E’ strano come la nascita e la morte affoghino nello stesso patimento scarlatto e infiammato. Il circolo, all’insegna della violenza, si apre e si chiude, il pianto è un dovere per entrambe, e ogni volta è la stessa emozione unica, come unico, irripetibile è l’evento. Tu rischi di sacrificarti, e tante donne hanno perso la scommessa e la perdono ancora. E tutto perché? Per una briciola? Una scommessa ancora più ardita? Il tutto per tutto per niente? No, io sono un maschio, e questo non lo capirò mai, nemmeno dopo avere diviso il tuo cammino per cent’anni. Tu conosci il senso della vita, della perpetuazione della sofferenza. Esso si nutre della tua armonia, che passa attraverso mesi, anni in cui la vita ha desiderato il tuo amore, la tua generosità senza confini, si è nutrita della tua brama, e tu hai nutrito il futuro della sua. Fino a oggi, il giorno della verità. Il giorno zero. In cui tutto è chiaro, limitatamente alla nostra vista.

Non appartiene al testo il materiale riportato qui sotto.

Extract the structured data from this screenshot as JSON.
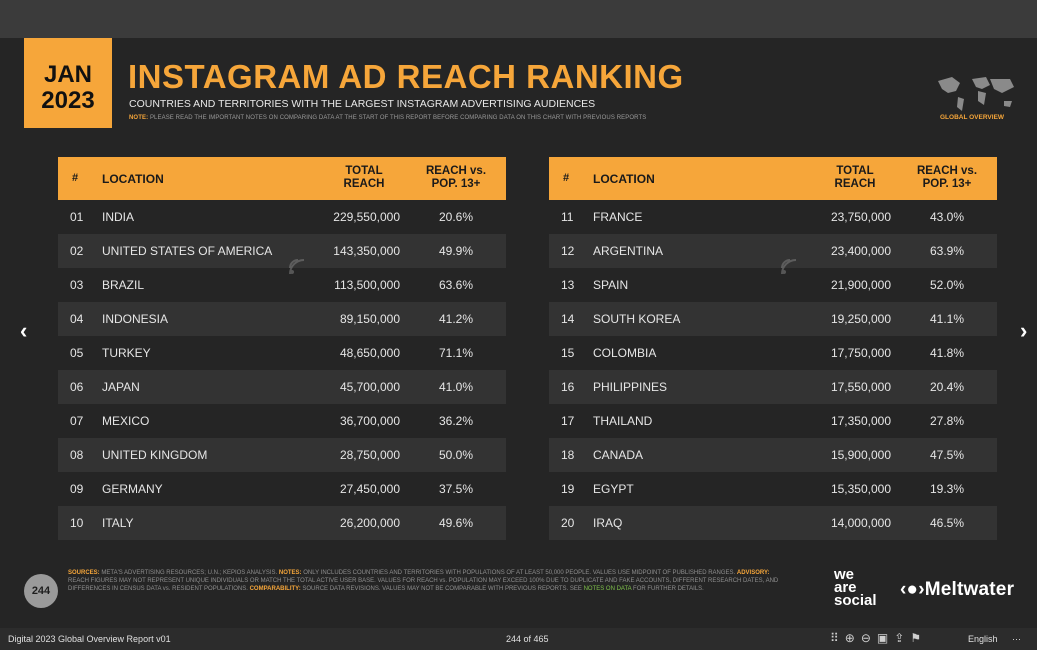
{
  "header": {
    "month": "JAN",
    "year": "2023",
    "title": "INSTAGRAM AD REACH RANKING",
    "subtitle": "COUNTRIES AND TERRITORIES WITH THE LARGEST INSTAGRAM ADVERTISING AUDIENCES",
    "note_label": "NOTE:",
    "note_text": "PLEASE READ THE IMPORTANT NOTES ON COMPARING DATA AT THE START OF THIS REPORT BEFORE COMPARING DATA ON THIS CHART WITH PREVIOUS REPORTS",
    "section_label": "GLOBAL OVERVIEW"
  },
  "table": {
    "col_rank": "#",
    "col_location": "LOCATION",
    "col_total_1": "TOTAL",
    "col_total_2": "REACH",
    "col_reach_1": "REACH vs.",
    "col_reach_2": "POP. 13+",
    "rows": [
      {
        "rank": "01",
        "location": "INDIA",
        "total": "229,550,000",
        "reach": "20.6%"
      },
      {
        "rank": "02",
        "location": "UNITED STATES OF AMERICA",
        "total": "143,350,000",
        "reach": "49.9%"
      },
      {
        "rank": "03",
        "location": "BRAZIL",
        "total": "113,500,000",
        "reach": "63.6%"
      },
      {
        "rank": "04",
        "location": "INDONESIA",
        "total": "89,150,000",
        "reach": "41.2%"
      },
      {
        "rank": "05",
        "location": "TURKEY",
        "total": "48,650,000",
        "reach": "71.1%"
      },
      {
        "rank": "06",
        "location": "JAPAN",
        "total": "45,700,000",
        "reach": "41.0%"
      },
      {
        "rank": "07",
        "location": "MEXICO",
        "total": "36,700,000",
        "reach": "36.2%"
      },
      {
        "rank": "08",
        "location": "UNITED KINGDOM",
        "total": "28,750,000",
        "reach": "50.0%"
      },
      {
        "rank": "09",
        "location": "GERMANY",
        "total": "27,450,000",
        "reach": "37.5%"
      },
      {
        "rank": "10",
        "location": "ITALY",
        "total": "26,200,000",
        "reach": "49.6%"
      },
      {
        "rank": "11",
        "location": "FRANCE",
        "total": "23,750,000",
        "reach": "43.0%"
      },
      {
        "rank": "12",
        "location": "ARGENTINA",
        "total": "23,400,000",
        "reach": "63.9%"
      },
      {
        "rank": "13",
        "location": "SPAIN",
        "total": "21,900,000",
        "reach": "52.0%"
      },
      {
        "rank": "14",
        "location": "SOUTH KOREA",
        "total": "19,250,000",
        "reach": "41.1%"
      },
      {
        "rank": "15",
        "location": "COLOMBIA",
        "total": "17,750,000",
        "reach": "41.8%"
      },
      {
        "rank": "16",
        "location": "PHILIPPINES",
        "total": "17,550,000",
        "reach": "20.4%"
      },
      {
        "rank": "17",
        "location": "THAILAND",
        "total": "17,350,000",
        "reach": "27.8%"
      },
      {
        "rank": "18",
        "location": "CANADA",
        "total": "15,900,000",
        "reach": "47.5%"
      },
      {
        "rank": "19",
        "location": "EGYPT",
        "total": "15,350,000",
        "reach": "19.3%"
      },
      {
        "rank": "20",
        "location": "IRAQ",
        "total": "14,000,000",
        "reach": "46.5%"
      }
    ]
  },
  "footer": {
    "page_number": "244",
    "sources_label": "SOURCES:",
    "sources_text": "META'S ADVERTISING RESOURCES; U.N.; KEPIOS ANALYSIS.",
    "notes_label": "NOTES:",
    "notes_text": "ONLY INCLUDES COUNTRIES AND TERRITORIES WITH POPULATIONS OF AT LEAST 50,000 PEOPLE. VALUES USE MIDPOINT OF PUBLISHED RANGES.",
    "advisory_label": "ADVISORY:",
    "advisory_text": "REACH FIGURES MAY NOT REPRESENT UNIQUE INDIVIDUALS OR MATCH THE TOTAL ACTIVE USER BASE. VALUES FOR REACH vs. POPULATION MAY EXCEED 100% DUE TO DUPLICATE AND FAKE ACCOUNTS, DIFFERENT RESEARCH DATES, AND DIFFERENCES IN CENSUS DATA vs. RESIDENT POPULATIONS.",
    "comparability_label": "COMPARABILITY:",
    "comparability_text": "SOURCE DATA REVISIONS. VALUES MAY NOT BE COMPARABLE WITH PREVIOUS REPORTS. SEE",
    "notes_link": "NOTES ON DATA",
    "comparability_end": "FOR FURTHER DETAILS.",
    "brand_was_1": "we",
    "brand_was_2": "are",
    "brand_was_3": "social",
    "brand_meltwater": "Meltwater"
  },
  "viewer": {
    "doc_title": "Digital 2023 Global Overview Report v01",
    "page_indicator": "244 of 465",
    "language": "English",
    "more": "···"
  },
  "colors": {
    "accent": "#f6a63a",
    "slide_bg": "#252525",
    "row_alt": "#333333"
  }
}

Guardi quella briciola respirare il mondo, il mondo che le appartiene, ignara del sorriso di estranei, e capisci che la biologia ha compiuto la sua missione, è andata. No, affatto. E’ appena iniziata, e la speranza affilerà le unghie ferine. Alla nuova vita e alla vecchia. Perché tutto vada come deve. Che senso ha continuare in tutto questo. Non tutto fornisce delle risposte, non tutto necessita delle domande. Il senso è il verso? Di certo è un verso unico, irripetibile, violentemente bello. Sta nel punto e nel circolo. Guardi quella briciola piangere del tuo pianto, calmarsi della tua calma, adeguarsi alla tua forma, camminare al tuo fianco, parlare in tua vece quando tu non lo fai, portando il segno sul rigo dei tuoi pensieri, andare con la sua dolce metà oltre il tuo steccato per dare un’altra pedalata al mondo, e capisco perché nel tuo pianto c’è un principio di sorriso. Sei semplicemente felice. Io sono un maschio, e questo non lo capirò mai a fondo. Ma guardo il sangue del tuo sangue, l’immenso potenziale agitarsi come una centrifuga nel suo corpo, il principio dell’eterno nella più gracile delle manifestazioni del mondo, e capisco che in quel momento, se tutto va bene, ti sei resa immortale, hai replicato la Volontà. La vita ti ha vinto, tu hai vinto la morte. Non solo ha senso, ma a questo senso, che non sai bene cosa sia anche se ora lo conosci meglio di chiunque, hai dato addirittura un nome. Per me può bastare così. Resto con le mani a conchiglia, sulla soglia del mistero per riceverne una briciola. Mi senti dire solo: “Così sia”.